Агнесс Франкос покосилась на нее и недовольно отвела взор.

– Тебе лучше не знать, – ответила она. – На своем веку я повидала много хамов, но на такую, как Воронкова, наткнулась впервые. Гардулла не даст соврать.

Агнесс покосилась на Гардуллу, словно прося ее продолжить, так как ее величеству заслуженному анестезиологу Цюриха по статусу не положено говорить о таких низких вещах. Гардулла тут же подхватила настроение Агнесс. Всплескивая руками, медсестра с жаром принялась рассказывать о случае, произошедшем в один из рабочих дней.

– У нас такой бестактности прежде никогда не случалось, – говорила Гардулла. – После рабочего дня мы сидели на кухне, как вдруг на пороге выросла госпожа Воронкова. И что вы думаете? Она прямо с порога начала орать на нас. Глазища вылупила. Еще немного – и скормила бы нас волкам. Агнесс хотела ей что-то ответить, так та даже не дала ей слова вставить. Набросилась на Агнесс и орала как бешеная на своем ужасном немецком. Тогда Агнесс не выдержала и швырнула в лицо этой даме кухонную салфетку. И что, вы думаете, Тая Воронкова сделала? Она пульнула в стену стакан. А потом вообще набросилась на Агнесс с кулаками. У Агнесс даже синяки на руках остались. Все это видели. Такой поднялся шум! Это нужно было слышать. Глаза у этой помешанной чуть было не лопнули от напряжения. Хорошо, что еще вовремя примчался Фридхоф и увел ее, а то бы она нам тут всё перевернула. Никаких манер. Она даже не подумала о том, что Агнесс и я ей в бабушки годимся. Она просто испорченная и невоспитанная девушка. Отучилась на врача где-то в своей глубинке и пришла тут вся такая деловая. «Любите меня, я врач…»

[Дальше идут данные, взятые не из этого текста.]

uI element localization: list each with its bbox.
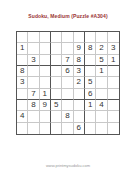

– О чём ты говоришь? – презрительно усмехнулась Агнесс. – Какой она врач? Насколько мне известно, у нее за плечами всего год интернатуры по неврологии, а потом приехала сюда. С анестезиологией она ни разу до этого не соприкасалась. Пришла сюда абсолютно стерильная. Она даже не знала, с какой стороны подойти к наркозному аппарату. Только наш Фридхоф и способен был с ней общаться. Она ведь совершенно ничего не знает. Оно и видно: в постсоветском пространстве медицина на подорожниках держится.

– Неужели всё настолько плохо? – подыгрывая им, Оливия продолжала расспросы. – Честно сказать, я еще ни разу не видела Таю, но уже столько о ней наслушалась… Если верить слухам, это девица очень сложного нрава.

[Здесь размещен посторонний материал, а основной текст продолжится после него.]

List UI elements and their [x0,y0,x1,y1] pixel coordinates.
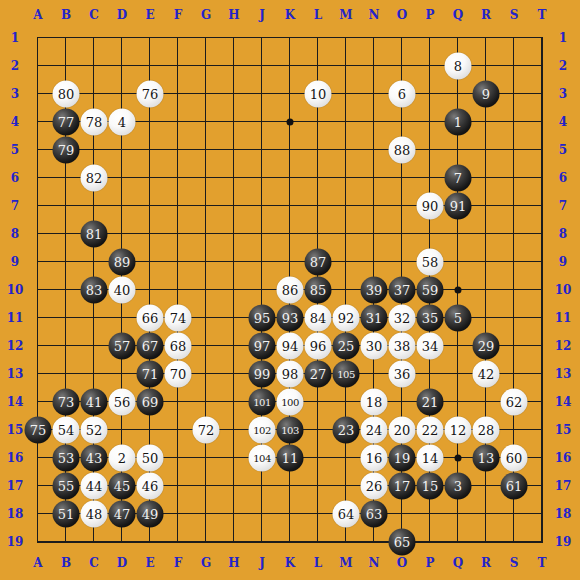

– Не то слово! – снова всплеснула руками Гардулла. – Это тебе очень повезло, что не пришлось с ней столкнуться. Она ни с кем не могла поладить. Только хвостом тут махала перед врачами. Сначала за шефом нашим гонялась, глазки перед ним опускала. Видимо, так пыталась завлечь. А потом и вовсе на его сына переключилась.

– Томас тот еще раздолбай, – с ухмылкой прыснула Агнесс. – Он тут за всеми медсёстрами ухлёстывал. А Тая сама перед ним чуть ли не стелиться начала. Вот он и клюнул. Как тут устоишь, когда девушка сама липнет?

– Одного не могу понять: как наш Фридхоф из-за нее свою жену бросил? – сказала Гардулла. – Видно ведь, что Тае только и нужно, чтобы устроиться поудобнее: выйти замуж за состоятельного мужчину и остаться в Цюрихе.

– Неужели вы думаете, что она ради этого сюда приехала? – натянув недоуменную мину, спросила Оливия. – Разве у человека не может быть другой цели?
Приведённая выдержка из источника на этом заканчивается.